September USDA Report

I know everyone is racing to get all they can prepared for the storm. There is still a great deal of uncertainty but I hope everyone stays safe. Please let us know if there is anything we can do. Train power has been pulled out of most of the southeast in preparation and feedmills have made all the feed they can in case they lose electricity. There may be big needs for corn once the storm has passed depending on the condition and ability of the railroad to return service. 

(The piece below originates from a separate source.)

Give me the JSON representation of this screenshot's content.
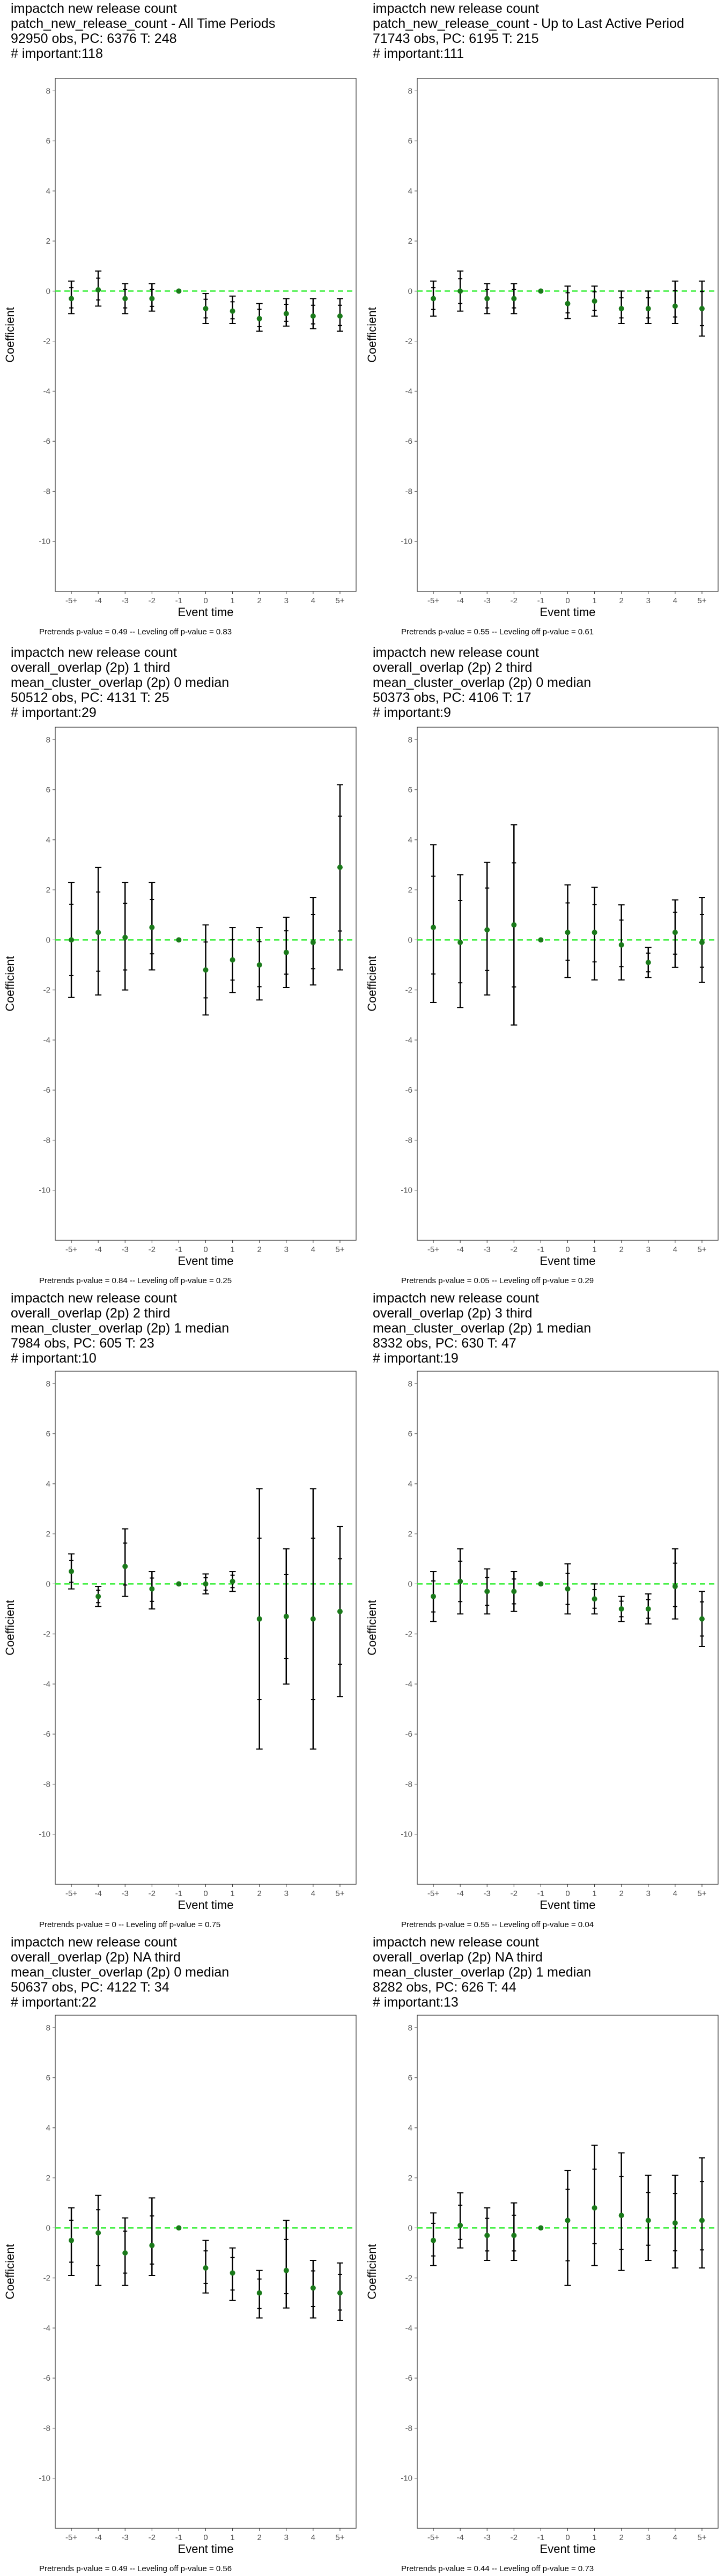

The major surprise on USDA report was corn yield. Market was anticipating a slight drop in corn yield based on all the private estimates but USDA raised it from 178.4 last month to 181.3. Early yield results have come in mixed. Market has reacted by trading down 14 cents on corn and down 16 on wheat. The world corn carryout number came in above the average guess but within the range for this report and still indicates a huge drawdown from last year and the tightest world ending stocks since the mid 1970’s. Despite todays action, we do not believe corn can afford to continue to trade too much lower as there is still rationing that needs to be done on the world balance sheet. We also need corn acres in South America which have to compete with South American beans. There were some news reports before the crop report indicating Washington had opened discussions with China regarding the additional tariffs scheduled to go into effect soon which has helped support beans. USDA raised bean yield as expected but absent the trade news, beans would probably have a harder time hanging on. We have a big crop in the US, but it is not in the bin yet. We have priced in no Chinese purchases and it remains to be seen where/how/if they can replace our soybeans. Wheat was fairly neutral, but USDA left Russian production and export estimates unchanged. Wheat is trading lower mostly in sympathy with corn. With threatening weather continuing to build and get worse in Australia, continuing dry weather in Russia for planting and Argentinian wheat locked tightly away, the world balance sheet looks friendly on wheat as well. 

In summary, the corn and wheat markets which fundamentally have the most upside potential take it on the chin today while beans who are building stocks in the world are managing to trade higher. We need to see more yields from the Midwest to confirm or refute USDA’s yield.